"casual "

Shit You Should Care About: The Interview Series

Interviewer: Marley Melbourne (founder of "CASUAL" zine)

Interviewee: Lucy Blakiston (1/3 of the Shit You Should Care About co-founders)



MM: First of all, I want to personally thank Lucy of Shit You Should Care About (SYSCA) for participating in this interview! Our readers at “CASUAL'' Zine will have so much to learn and gain from your story. I think it is important for our readers to get to learn about SYSCA in the words of its creators. What is SYSCA?


LB: Hi! You've got me, Luce, 1/3 of SYSCA's co-founders. Ruby and Liv are my partners in crime and the other two fabulous women that helped bring SYSCA to life. What is SYSCA? Well, it's super subjective. Essentially, when we started in 2018 it was to "help people give a shit" which is what we still do today - but things have changed a little. In the beginning, we thought it was going to be about us, writing the content and being super personal - but we soon realised that it's actually not about us at all. It's about highlighting the voices and the issues that need to be highlighted in the moment. So now SYSCA is so much more than a couple of Kiwis, in fact we're pretty much anonymous on the page!

MM: It is always fascinating to learn about how large social media platforms started. Can you tell us about your initial motivation to start SYSCA?

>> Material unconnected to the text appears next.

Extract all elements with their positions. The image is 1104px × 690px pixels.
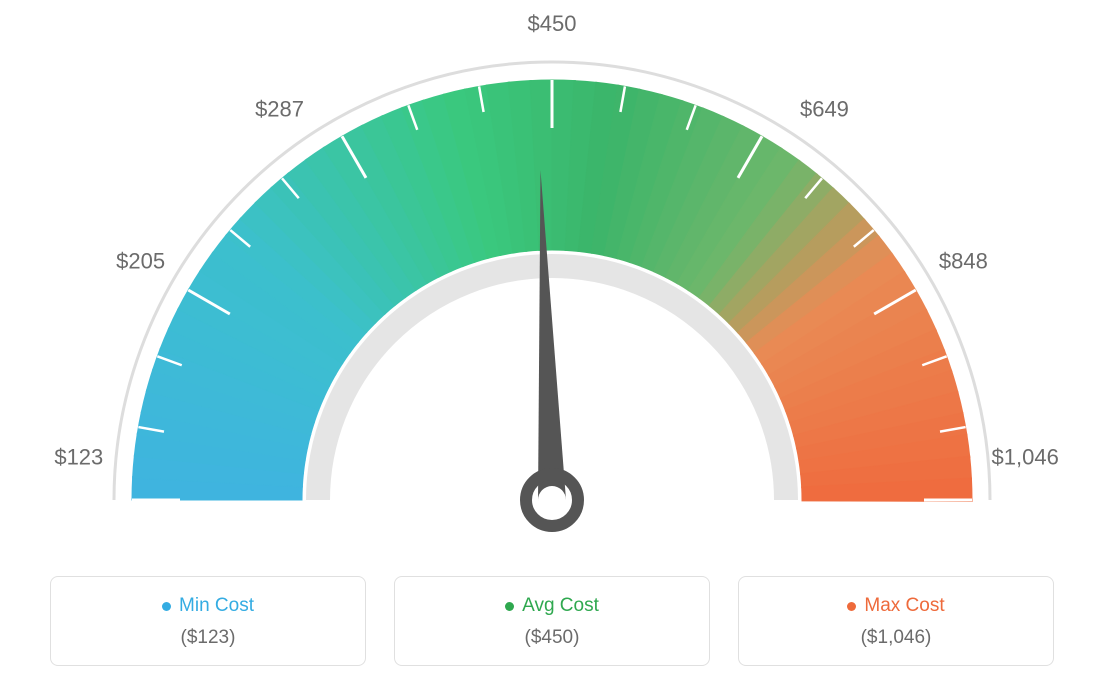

LB: I was writing for a publication that was putting a lot of parameters on what I could and couldn't talk about. I was in my third year of Uni, studying international relations and media, so I was getting pretty invested in the news cycle and thought there needed to be a place for people to understand the world around them - without the parameters. So, I left that publication, text Rubes and Liv with this idea, and they were all for it!

MM: Recently, SYSCA has made plenty of posts about American politics. You have covered both of Trump’s impeachments, as well as the recent storming of the Capitol. It is well known that hate messages are spread on the internet when ‘sensitive’ subjects like politics are discussed. How is SYSCA able to break the stigma around political discussions while navigating the opinionated Instagram culture?


LB: First rule: don't read the comments. Second rule: stay out of the DM's. Third rule: trust your gut. That's how we do it! I also don't think there's much stigma around talking about politics anymore. There was once a time when you just wouldn't ask who someone voted for - but now politics is something that can't be avoided. And it's a privilege to "not care" about politics, so we ignore the haters and keep doing what we do!

MM: On your Instagram account, your content is delivered largely in the form of Twitter messages complimented by vibrant, colourful backgrounds. Do you feel that the limited word count of each post makes your content unique and more accessible to a younger audience? What does your process look like when you are deciding which Tweets to post?

LB: Again, trusting my gut is the process! Also, the "tweet on colourful background" is just a formula that for some reason works. I think the small word count and funny/ sarcastic nature of the messages is what does it. People love a bit of humour, so it's always something we try to incorporate throughout the account.

MM: Many of our readers are interested in social media growth and analytics. How did you manage to amass such a large audience? Are there any key milestones that were especially important to you during that process?


LB: A few reasons can be attributed to our audience. I think it's a mixture of posting information that is both informative and funny, and it helps that a few "celebrities" follow us and jump on board with the causes we talk about (Chrissy Teigen and Ariana Grande - WHAT?). This year people have been spending a hell of a lot more time on their phones too - so there's that!

MM: It is important for “CASUAL'' readers to understand that SYSCA is so much more than just an Instagram page. SYSCA also boasts initiatives including a book club, a podcast, and a submission-based newsletter. It is so impressive! Why did you feel it was necessary to expand from Instagram into other forms of media? Do you have plans for further initiatives?


LB: Yes! We've recently launched a book club - Shit You Should Read About - which is so fun, and our podcast The Shit Show is super fun too! We wanted to expand because Instagram isn't going to be around forever - and we know that, it's also not the most demographic platform - we get shadowbanned all the time. We also wanted some spaces where we could be a bit more personal with everyone! Further initiatives are definitely on the cards, especially concerning mental health and art/culture! It's all go!

MM: It is evident that SYSCA is versatile in the current events and social justice issues that it covers. Despite the diversity of content subjects, is there one singular message that you hope to be sharing with your audience?


LB: That you don't have to be an expert to give a shit about things. We certainly aren't, but we all deserve to understand the world going on around us - without having to navigate through all the jargon/paywalls/eliteness that can be involved in current events. That, and that we are all just humans - so we need to treat each other like it.

MM: I can not thank you enough for your generosity in sharing the story of SYSCA! Your platform is an inspiration and a relevant educational tool for millions of people. When I look back on 2020—a year filled with an overwhelming number of transformative events—I will always remember that it was accounts like SYSCA who kept young people informed. The world needs accessible information! “CASUAL'' Zine says a huge thank you to SYSCA. Please use this question to say anything you would like to that you have not yet mentioned. All the best!


LB: Thank you for having us! My only message would be to just keep giving a shit. Big love to you all!